A reminder to the departing Senator, preserving the open records law and the public's right to know --  which you so scornfully dismiss -- is a "big thing."

Not long after the excerpt from Hodgson's  newsletter appeared on Twitter, Lexington Herald Leader Politics and Public Affairs Editor -- formerly Herald Leader Frankfort Bureau Chief -- Tessa Duvall identified "[a] couple of recent examples of how text messages can be used to promote - or obscure - government accountability:"

• Louisville Metro text messages relating to Mayor Greenberg's wife and her interaction with Metro government employees in her "volunteer" role;…

• Emails and texts exchanged by officials of Jefferson County Public Schools on August 9 when the system experienced a major transportation crisis………

If indeed potential public servants shun the disinfecting rays of Kentucky's Sunshine Laws, they should go to the end of the line -- or, better yet, head for the nearest exit.

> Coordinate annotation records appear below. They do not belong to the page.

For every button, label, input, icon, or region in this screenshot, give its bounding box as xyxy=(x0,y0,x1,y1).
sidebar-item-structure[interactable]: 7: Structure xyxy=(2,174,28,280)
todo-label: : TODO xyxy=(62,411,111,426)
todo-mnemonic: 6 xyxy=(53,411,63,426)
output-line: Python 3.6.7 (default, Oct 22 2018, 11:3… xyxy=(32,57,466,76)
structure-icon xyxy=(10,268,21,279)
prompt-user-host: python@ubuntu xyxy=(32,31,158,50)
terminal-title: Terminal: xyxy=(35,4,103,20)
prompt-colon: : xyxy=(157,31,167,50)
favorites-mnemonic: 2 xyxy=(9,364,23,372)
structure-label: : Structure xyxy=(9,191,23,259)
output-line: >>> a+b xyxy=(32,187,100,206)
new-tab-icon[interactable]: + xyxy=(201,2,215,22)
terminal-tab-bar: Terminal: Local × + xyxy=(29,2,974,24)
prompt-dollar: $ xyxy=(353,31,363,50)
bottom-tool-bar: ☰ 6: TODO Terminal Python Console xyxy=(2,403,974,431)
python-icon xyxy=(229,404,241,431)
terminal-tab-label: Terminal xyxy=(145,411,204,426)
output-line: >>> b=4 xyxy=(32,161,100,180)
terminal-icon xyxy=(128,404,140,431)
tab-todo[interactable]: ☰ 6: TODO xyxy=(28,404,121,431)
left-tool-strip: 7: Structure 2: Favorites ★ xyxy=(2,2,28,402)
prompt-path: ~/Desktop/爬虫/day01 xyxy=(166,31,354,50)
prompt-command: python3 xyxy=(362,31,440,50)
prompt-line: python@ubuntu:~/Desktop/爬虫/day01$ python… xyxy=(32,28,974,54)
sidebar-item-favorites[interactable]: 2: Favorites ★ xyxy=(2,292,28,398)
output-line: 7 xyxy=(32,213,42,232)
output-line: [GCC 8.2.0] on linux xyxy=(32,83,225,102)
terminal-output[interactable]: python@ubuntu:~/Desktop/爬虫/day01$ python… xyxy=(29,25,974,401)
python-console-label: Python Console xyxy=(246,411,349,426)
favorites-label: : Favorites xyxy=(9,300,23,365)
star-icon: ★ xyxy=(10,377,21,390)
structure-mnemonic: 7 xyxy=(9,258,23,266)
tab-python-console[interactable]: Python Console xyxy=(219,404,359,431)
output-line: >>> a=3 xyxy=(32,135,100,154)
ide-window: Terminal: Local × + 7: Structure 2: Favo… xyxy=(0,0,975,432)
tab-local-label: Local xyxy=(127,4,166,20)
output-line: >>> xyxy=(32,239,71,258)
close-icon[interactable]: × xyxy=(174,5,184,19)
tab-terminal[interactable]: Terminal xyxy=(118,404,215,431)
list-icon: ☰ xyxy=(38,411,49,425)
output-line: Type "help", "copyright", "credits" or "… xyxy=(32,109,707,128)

But they needn't forego public service because a duplicitous public official sold them a bill of goods about mandatory surrender of their personal cellphone under existing open records law.

Let each candidate for service on a board or commission and every applicant for public employment examine their conscience. If public accountability is too much to ask, they are unfit for public service -- as are those who perpetuate the Lie of mandatory personal cellphone surrender for no other purpose than to justify a codified "legal" mechanism for evading public and media watchdogs.